Народ прибывал. Запаленные олени выдыхали горячий пар, жадно хватали губами снег. Между кострами мелькали фигуры пляшущих. Подражая выкрикам ночной птицы, гремел конгипкавун— зубной барабан. Пастухи, согнавшие оленьи стада с дальних пастбищ, праздновали конец зимы. Прямо под деревьями были накрыты столы на алюминиевых трубчатых ножках. Садились все, кто хотел. Женщины то и дело вынимали крючьями вареное мясо из котлов.
Старику с робким лицом и неопределенной шероховатой улыбкой подали отдельно: горячую оленину и спирт в кружке. Голову старика покрывала вытертая до плешин авуми из меха рыси. Спирт он выпил не торопясь, за два приема. Зато оленину глотал быстро, большими кусками. Было видно, что ему редко приходится есть свежее мясо. После еды он тщательно облизал пальцы. Выпивка сделала старика смелее: он останавливал знакомых и незнакомых с целью заговорить. Охотовед Трохин раз или два видел в поселке этого старика.

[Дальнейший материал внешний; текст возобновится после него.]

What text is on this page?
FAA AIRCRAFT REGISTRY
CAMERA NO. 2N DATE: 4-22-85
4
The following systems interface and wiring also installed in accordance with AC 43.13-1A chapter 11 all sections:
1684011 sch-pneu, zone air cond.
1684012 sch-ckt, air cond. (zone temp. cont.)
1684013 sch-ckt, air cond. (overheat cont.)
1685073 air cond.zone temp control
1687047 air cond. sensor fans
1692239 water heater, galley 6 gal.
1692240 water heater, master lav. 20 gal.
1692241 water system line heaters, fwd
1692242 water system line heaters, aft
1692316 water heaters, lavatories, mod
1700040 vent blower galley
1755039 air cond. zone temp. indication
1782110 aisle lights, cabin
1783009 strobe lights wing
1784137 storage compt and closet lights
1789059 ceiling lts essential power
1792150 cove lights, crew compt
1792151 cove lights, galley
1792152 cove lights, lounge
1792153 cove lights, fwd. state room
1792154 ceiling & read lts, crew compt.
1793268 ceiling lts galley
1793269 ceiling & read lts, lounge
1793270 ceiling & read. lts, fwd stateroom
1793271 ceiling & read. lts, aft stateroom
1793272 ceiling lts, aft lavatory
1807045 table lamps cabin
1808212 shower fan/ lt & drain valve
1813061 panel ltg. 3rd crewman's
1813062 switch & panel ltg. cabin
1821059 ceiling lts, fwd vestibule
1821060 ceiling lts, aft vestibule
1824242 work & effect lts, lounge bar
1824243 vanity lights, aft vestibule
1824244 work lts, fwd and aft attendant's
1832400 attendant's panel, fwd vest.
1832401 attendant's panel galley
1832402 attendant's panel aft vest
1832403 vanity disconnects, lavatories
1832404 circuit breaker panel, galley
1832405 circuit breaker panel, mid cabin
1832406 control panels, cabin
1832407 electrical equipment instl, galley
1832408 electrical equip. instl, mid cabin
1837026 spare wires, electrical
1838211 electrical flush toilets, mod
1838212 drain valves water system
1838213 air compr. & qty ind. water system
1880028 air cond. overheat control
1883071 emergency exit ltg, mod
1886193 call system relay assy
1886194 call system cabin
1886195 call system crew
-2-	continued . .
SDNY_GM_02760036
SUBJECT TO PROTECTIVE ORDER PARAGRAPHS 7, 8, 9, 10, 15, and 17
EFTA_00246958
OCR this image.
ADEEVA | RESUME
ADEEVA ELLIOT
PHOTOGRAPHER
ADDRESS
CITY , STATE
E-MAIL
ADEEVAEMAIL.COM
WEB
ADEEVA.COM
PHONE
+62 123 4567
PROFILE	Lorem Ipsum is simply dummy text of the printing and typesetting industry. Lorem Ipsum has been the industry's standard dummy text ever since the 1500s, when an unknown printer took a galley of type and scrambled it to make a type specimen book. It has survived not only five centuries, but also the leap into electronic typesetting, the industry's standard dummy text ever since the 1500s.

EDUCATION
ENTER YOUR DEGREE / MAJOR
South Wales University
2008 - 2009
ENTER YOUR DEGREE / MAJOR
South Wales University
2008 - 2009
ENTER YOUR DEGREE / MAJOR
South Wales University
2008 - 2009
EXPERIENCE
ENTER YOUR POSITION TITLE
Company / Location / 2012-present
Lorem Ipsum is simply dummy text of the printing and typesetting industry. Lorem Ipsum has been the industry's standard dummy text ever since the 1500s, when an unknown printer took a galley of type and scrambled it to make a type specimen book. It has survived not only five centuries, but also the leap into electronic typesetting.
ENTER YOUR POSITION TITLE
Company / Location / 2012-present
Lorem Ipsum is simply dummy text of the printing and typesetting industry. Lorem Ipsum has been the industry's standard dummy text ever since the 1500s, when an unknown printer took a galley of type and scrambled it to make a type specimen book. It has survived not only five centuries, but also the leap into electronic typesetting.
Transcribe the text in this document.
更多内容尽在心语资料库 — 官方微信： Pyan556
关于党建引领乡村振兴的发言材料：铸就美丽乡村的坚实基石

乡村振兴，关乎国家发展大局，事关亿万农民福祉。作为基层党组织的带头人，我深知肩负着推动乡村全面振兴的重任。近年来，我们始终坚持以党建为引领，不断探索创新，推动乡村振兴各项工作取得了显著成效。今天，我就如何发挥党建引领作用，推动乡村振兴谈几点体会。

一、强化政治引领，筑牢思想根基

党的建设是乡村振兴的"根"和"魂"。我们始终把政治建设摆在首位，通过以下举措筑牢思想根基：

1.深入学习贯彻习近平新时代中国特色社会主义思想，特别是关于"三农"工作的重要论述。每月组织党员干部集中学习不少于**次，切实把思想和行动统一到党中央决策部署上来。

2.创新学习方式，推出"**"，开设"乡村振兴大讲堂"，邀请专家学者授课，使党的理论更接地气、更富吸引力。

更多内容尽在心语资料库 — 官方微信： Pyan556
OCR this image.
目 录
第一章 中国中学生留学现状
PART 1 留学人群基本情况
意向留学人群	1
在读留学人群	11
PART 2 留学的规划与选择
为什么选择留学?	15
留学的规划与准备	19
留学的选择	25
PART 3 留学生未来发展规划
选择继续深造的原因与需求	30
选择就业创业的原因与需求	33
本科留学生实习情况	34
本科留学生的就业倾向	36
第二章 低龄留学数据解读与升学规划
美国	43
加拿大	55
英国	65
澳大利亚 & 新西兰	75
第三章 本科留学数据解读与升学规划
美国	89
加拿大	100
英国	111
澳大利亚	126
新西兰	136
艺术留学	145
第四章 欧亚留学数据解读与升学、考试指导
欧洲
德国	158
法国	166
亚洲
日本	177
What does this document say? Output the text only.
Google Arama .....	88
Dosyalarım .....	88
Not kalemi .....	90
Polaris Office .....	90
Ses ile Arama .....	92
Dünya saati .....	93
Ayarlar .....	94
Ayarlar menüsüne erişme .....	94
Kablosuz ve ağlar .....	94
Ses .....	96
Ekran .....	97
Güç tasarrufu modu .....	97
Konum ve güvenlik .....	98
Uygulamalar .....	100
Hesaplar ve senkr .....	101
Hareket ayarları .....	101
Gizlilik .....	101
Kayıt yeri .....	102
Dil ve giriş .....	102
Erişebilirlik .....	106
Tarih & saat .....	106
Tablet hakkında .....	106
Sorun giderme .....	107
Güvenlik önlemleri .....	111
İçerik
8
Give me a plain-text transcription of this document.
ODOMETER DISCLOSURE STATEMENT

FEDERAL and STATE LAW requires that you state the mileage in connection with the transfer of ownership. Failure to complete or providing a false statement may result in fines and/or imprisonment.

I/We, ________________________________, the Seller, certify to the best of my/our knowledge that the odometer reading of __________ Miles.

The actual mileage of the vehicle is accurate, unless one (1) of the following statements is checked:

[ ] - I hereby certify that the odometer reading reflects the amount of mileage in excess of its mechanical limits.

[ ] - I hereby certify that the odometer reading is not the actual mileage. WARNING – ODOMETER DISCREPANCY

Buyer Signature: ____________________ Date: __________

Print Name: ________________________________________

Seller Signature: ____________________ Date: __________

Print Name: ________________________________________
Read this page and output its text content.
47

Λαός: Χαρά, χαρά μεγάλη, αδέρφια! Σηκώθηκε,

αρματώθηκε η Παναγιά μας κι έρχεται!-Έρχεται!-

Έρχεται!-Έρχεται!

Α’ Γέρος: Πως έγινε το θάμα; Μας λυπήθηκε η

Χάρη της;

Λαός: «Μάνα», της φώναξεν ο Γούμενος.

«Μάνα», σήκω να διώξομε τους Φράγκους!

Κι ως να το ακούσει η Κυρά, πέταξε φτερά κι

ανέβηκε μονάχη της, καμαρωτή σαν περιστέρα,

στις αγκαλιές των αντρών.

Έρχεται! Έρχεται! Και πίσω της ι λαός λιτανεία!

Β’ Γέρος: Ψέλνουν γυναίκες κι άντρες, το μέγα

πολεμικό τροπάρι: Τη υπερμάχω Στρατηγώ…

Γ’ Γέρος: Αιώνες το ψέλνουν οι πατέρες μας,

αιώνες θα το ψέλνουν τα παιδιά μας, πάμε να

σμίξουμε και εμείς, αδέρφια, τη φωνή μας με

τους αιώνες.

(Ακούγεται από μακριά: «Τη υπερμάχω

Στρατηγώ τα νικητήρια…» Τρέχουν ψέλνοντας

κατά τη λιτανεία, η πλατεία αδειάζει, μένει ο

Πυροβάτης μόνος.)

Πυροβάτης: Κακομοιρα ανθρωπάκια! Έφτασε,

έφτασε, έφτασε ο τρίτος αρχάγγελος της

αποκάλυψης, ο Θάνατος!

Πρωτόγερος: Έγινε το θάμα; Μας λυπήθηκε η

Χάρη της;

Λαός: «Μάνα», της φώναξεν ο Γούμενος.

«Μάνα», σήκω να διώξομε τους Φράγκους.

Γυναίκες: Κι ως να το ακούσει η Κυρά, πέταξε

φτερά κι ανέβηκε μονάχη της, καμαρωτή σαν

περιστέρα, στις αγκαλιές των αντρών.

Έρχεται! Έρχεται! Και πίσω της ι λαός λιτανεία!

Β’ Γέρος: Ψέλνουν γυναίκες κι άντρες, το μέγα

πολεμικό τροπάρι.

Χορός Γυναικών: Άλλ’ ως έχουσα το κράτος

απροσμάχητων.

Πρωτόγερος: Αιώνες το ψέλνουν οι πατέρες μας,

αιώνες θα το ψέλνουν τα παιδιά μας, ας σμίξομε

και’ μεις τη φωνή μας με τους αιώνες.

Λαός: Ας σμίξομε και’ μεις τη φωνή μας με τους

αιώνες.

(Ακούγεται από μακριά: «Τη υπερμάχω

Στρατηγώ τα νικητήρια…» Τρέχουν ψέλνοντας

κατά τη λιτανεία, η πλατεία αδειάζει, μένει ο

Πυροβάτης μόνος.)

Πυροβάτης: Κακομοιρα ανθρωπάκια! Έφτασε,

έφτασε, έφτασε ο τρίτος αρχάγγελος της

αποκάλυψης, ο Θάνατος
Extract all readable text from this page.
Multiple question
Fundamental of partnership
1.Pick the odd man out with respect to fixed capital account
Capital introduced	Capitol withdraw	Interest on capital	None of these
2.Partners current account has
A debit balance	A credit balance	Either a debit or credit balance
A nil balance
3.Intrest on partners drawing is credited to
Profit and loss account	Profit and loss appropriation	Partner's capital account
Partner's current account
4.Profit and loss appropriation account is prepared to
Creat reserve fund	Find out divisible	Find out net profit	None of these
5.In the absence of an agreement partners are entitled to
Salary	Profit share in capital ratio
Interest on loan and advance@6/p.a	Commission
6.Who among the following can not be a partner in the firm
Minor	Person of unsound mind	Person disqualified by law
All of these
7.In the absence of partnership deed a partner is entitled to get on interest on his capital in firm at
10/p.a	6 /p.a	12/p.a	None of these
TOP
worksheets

Звали его Бакадя. Жил он в маленькой избушке, отгороженной от поселка порослью ерника и лиственниц. Гостей у него никогда не было — дружбу с Бакадей никто не водил. Робкой тенью старик проскальзывал в магазин и обратно.
Теперь, похоже, Бакадя развеселился. Останавливал пастухов и охотников, что-то говорил им. Но те отмахивались от него или поворачивали обратно.
Пожилых и старых эвенки всегда почитают, и поэтому Трохину показалось странным отношение к старику. Старик метался в поисках собеседника, а люди от него шарахались как от сумасшедшего, хотя вид у Бакади был вполне осмысленный. И даже в толпе, куда проникал Бакадя, создавались провалы. Эвенки отодвигались и поворачивались к нему спиной. Тревожно бормотал и выкрикивал конгипкавун. Трохину показалось, что старик в рысьем авуми не выдержал и заплакал. К нему подошла русская старушка в больших мужских валенках и увела к теплу костра.
— Любуетесь Бакадей? — услышал Трохин.
Он обернулся и увидел зоотехника Аракчино с его японской манерой раскланиваться и расточать улыбки.
— Вы, конечно, знаете историю Бакади? — спросил Аракчино.
— Нет, к сожалению…
— Но-о! — изумился Аракчино. — Это же интересно! Нгелум! Для вас с вашей профессией это даже необходимо знать — про нгелум. Кстати, вы так и не нашли виновников случая на речке Олдомокит?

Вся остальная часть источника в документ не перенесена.